Written By Melissa Bean Sterzick
Sometimes you can make new friends in the most unlikely places. For example
Torrance Memorial’s highly-touted Cardiac Rehab program is a support
group like no other. It has brought South Bay heart health survivors together
through shared experiences and created lifelong friendships.
The long-running program gives heart patients a safe place to regain stamina
and confidence in their abilities as they recover from heart procedures.
It’s also a place where heart patients connect with each other.
Don Van Buren didn’t have a heart attack, but he got close. Feeling
shortness of breath while hiking led him to see his primary care physician,
who referred him to a Torrance Memorial cardiologist. Tests revealed four
affected blood vessels and Van Buren underwent bypass surgery immediately.
“First of all, having a procedure like this really caught me by surprise,”
he says. “When I was 8 years old, I had my tonsils out, but I’d
never been a patient since that time. It really hit me like a ton of bricks.”
Van Buren experienced feelings of helplessness and loss of control that
were first overwhelming, but soon inspired him to find things to help
him take control of his recovery. The Cardiac Rehab program was one of
those tools. Patients participate in the rehab program for 6 to 8 weeks.
Their return to regular physical activity is guided by Intensive Care
nurses. Participants are connected to heart and oxygen monitors while
they exercise. On the treadmills, they get to talking.
“Going to cardiac rehab is a great way to reintroduce exercise and
get educated about healthy heart living. One of the most valuable aspects
to me was the connection and relationships I formed with people who have
gone through the same thing,” Van Buren says. “We all like
to ask each other ‘what are you in for?’”
Sharon Blischke was in the program after a second round of stents.

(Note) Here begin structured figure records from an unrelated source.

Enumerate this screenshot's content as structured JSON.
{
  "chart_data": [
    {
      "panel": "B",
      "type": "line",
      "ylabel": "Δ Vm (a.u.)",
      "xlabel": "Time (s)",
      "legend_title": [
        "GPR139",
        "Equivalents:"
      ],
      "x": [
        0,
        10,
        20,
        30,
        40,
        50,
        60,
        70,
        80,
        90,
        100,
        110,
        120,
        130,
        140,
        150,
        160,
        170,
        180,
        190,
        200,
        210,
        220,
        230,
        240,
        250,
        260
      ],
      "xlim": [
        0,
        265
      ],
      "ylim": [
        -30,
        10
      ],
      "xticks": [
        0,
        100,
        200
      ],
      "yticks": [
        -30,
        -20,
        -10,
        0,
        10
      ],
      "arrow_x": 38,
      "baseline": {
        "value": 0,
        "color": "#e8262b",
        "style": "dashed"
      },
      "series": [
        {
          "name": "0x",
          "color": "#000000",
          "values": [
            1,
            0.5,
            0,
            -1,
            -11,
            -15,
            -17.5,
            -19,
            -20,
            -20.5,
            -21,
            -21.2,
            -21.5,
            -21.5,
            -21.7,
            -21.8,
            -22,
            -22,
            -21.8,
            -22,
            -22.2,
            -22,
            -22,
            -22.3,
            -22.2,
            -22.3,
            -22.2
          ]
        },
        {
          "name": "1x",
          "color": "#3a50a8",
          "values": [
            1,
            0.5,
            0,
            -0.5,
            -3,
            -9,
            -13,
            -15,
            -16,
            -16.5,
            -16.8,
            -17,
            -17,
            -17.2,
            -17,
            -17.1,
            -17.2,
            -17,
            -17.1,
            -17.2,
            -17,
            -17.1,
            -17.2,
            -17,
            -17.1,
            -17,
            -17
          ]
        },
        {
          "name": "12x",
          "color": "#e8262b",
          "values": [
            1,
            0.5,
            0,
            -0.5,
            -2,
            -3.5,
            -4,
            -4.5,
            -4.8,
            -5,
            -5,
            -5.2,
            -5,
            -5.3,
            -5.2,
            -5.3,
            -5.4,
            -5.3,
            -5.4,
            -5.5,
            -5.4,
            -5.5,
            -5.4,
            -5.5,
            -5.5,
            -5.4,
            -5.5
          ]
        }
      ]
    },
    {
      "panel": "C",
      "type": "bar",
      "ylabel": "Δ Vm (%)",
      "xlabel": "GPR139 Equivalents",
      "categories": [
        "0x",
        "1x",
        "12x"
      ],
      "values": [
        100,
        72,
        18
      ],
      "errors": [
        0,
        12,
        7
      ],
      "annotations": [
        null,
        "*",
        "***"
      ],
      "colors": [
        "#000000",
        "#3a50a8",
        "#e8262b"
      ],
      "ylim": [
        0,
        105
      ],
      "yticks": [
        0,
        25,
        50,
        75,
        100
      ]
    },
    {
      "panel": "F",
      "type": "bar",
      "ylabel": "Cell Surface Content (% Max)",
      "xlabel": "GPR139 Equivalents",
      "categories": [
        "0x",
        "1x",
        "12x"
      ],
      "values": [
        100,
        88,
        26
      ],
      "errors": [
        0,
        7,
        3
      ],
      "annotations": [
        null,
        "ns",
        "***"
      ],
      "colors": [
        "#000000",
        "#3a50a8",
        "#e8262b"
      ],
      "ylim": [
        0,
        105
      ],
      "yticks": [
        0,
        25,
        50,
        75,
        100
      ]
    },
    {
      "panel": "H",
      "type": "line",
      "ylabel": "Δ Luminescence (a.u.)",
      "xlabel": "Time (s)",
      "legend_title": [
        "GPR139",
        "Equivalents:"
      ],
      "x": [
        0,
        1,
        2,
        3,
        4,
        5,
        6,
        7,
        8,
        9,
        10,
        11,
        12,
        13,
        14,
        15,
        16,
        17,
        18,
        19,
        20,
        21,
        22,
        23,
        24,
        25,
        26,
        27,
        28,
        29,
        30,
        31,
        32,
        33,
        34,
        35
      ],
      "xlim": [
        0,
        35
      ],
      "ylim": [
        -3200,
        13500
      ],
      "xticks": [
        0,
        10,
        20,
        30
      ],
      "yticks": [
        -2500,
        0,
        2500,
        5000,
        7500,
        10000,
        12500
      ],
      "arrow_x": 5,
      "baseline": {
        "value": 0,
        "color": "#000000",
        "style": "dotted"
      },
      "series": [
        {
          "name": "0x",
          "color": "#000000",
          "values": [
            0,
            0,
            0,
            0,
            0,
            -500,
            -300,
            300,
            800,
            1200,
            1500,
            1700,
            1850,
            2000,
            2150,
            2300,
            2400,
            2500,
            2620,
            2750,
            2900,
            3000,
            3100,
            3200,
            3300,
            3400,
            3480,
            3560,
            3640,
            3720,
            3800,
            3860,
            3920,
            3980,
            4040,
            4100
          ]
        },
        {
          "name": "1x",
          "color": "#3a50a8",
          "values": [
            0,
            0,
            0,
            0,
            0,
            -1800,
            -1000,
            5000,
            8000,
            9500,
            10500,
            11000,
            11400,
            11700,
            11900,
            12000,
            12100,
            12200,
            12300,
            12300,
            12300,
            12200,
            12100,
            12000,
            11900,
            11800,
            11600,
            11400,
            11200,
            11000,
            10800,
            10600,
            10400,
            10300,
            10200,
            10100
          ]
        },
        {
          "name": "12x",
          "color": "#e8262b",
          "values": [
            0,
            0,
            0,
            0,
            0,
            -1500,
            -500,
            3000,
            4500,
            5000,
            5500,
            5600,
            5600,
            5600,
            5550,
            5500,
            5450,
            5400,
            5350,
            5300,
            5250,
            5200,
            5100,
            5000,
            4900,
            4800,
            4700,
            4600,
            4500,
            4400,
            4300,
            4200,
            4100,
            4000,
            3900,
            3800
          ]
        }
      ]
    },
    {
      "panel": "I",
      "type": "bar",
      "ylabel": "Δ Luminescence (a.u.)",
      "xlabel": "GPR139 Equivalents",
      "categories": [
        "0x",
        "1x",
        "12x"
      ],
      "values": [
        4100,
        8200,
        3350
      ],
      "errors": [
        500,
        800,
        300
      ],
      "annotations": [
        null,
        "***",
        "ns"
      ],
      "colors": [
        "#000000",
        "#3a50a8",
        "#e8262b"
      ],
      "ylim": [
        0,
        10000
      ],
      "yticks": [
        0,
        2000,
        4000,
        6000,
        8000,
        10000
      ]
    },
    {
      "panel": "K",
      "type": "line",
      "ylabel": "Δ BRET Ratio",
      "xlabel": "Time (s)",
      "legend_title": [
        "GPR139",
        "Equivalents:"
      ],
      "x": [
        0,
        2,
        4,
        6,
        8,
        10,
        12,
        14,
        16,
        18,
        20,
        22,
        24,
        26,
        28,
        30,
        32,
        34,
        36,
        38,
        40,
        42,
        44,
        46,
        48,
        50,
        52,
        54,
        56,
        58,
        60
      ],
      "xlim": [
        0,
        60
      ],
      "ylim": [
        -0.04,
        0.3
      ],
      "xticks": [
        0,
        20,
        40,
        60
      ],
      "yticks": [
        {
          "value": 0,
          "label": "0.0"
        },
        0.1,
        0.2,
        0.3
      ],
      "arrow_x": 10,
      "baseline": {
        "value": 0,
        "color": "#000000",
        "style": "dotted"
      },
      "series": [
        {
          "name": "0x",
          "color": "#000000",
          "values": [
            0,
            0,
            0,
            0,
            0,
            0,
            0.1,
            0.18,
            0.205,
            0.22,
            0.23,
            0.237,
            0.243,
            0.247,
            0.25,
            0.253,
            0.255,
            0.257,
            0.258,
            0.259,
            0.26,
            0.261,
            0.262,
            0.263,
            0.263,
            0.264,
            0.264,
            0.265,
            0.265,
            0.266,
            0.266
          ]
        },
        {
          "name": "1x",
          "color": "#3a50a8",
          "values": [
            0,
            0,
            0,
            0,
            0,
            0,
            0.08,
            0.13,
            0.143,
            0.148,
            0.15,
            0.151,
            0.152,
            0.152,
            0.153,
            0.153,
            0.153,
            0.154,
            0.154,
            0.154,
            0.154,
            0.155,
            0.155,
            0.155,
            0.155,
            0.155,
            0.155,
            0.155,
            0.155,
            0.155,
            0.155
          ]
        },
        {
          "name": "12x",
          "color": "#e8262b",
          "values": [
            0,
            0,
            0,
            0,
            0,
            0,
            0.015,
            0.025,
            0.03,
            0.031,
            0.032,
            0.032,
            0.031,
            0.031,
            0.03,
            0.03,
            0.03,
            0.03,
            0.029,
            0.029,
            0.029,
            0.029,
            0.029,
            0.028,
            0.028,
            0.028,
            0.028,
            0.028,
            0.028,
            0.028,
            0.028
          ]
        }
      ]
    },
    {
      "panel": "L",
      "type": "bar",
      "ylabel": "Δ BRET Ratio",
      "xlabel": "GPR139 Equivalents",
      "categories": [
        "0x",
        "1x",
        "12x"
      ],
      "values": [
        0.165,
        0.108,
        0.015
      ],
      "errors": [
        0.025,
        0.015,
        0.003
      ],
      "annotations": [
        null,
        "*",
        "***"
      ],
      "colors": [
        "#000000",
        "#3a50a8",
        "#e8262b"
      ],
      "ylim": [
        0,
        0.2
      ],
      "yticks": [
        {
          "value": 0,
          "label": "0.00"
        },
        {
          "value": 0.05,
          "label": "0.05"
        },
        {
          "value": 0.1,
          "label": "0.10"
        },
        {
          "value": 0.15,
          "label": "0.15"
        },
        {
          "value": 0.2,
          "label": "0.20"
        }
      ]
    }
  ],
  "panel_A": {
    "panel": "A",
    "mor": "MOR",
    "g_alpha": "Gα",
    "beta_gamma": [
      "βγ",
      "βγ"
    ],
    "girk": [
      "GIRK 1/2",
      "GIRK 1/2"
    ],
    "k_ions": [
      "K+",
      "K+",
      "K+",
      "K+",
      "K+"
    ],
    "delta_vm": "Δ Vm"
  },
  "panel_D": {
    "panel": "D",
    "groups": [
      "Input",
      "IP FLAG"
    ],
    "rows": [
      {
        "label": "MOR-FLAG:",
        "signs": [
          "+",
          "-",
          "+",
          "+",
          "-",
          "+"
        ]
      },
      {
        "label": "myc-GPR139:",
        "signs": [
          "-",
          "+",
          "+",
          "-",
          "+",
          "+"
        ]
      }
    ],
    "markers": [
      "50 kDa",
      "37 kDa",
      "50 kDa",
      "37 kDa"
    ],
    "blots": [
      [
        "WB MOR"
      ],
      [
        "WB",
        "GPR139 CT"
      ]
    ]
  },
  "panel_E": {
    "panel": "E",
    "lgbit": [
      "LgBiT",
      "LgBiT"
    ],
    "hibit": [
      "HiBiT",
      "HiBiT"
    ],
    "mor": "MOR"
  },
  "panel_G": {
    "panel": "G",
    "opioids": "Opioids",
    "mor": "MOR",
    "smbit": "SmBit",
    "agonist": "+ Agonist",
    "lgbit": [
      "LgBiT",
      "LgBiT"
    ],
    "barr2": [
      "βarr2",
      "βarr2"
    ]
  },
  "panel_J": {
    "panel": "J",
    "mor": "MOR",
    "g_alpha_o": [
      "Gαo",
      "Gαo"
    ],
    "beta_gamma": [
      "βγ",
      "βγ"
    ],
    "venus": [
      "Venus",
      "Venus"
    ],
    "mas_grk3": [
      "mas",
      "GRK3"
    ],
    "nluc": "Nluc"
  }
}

She
was nervous about exercising again.
“They were very reassuring that I’d be under good care. That
really eased my mind,” she says. “I thought it was very well-constructed
in the sense they took into account the whole person.” After 45
minutes of exercise, participants have a 15-minute presentation on various
aspects of heart health such as diet and relaxation. Some receive individual
counseling as well. And all have the option to join the hospital’s
gym after they complete the program.
Blischke says the exercise, the education and the comradery all supported
her recovery. She also learned some important things about herself.
“I was in a safe environment and it gave me confidence I could go
beyond what I thought I could and I would be ok. I learned I had more
determination than I thought I had,” she says. “My biggest
accomplishment was challenging myself.”
Heart conditions create stress and even depression. Finding a way forward
is about physical and emotional recovery. Todd Wendorff joined the Cardiac
Rehab Program after a heart attack left him wondering if he’d ever
feel secure again.
He says he began having difficulty sleeping wondering if anyone understood
his experience, why he’d been lucky enough to survive when others
don’t and if he might have another heart attack.
“You wonder if your life will just crack with another step. I needed
to get over the hump. Cardiac Rehab gave me two things: confidence and
friendship,” he says. “I left feeling confident that I am
healthy, and I don’t have to be defined by the incident.”
Van Buren retired from his full-time position as Director of the Media
Services Department at Torrance Memorial in early 2020. He says he is
grateful his cardiac emergency had a good outcome and wants to give others
the same encouragement he had. He recently created a video the hospital
can show heart patients letting them know they are not alone and can go
on with their lives with happiness and courage.
Returning to normal activities after cardiac issues can feel daunting no
matter how important it is for better health in the future. Attitude,
good medical care and healthy choices are all part of recovering. Finding
strength in others is equally important.
“We all have to deal with some adversity in life,” Van Buren
says. “In the program, we form a connection with each other. We
are just travelers on the same journey and that’s a nice thing to
have. It really makes a difference”
Note: The Cardiac Rehab program is on hold due to COVID-19 restrictions.
Once it is safe, the program will resume.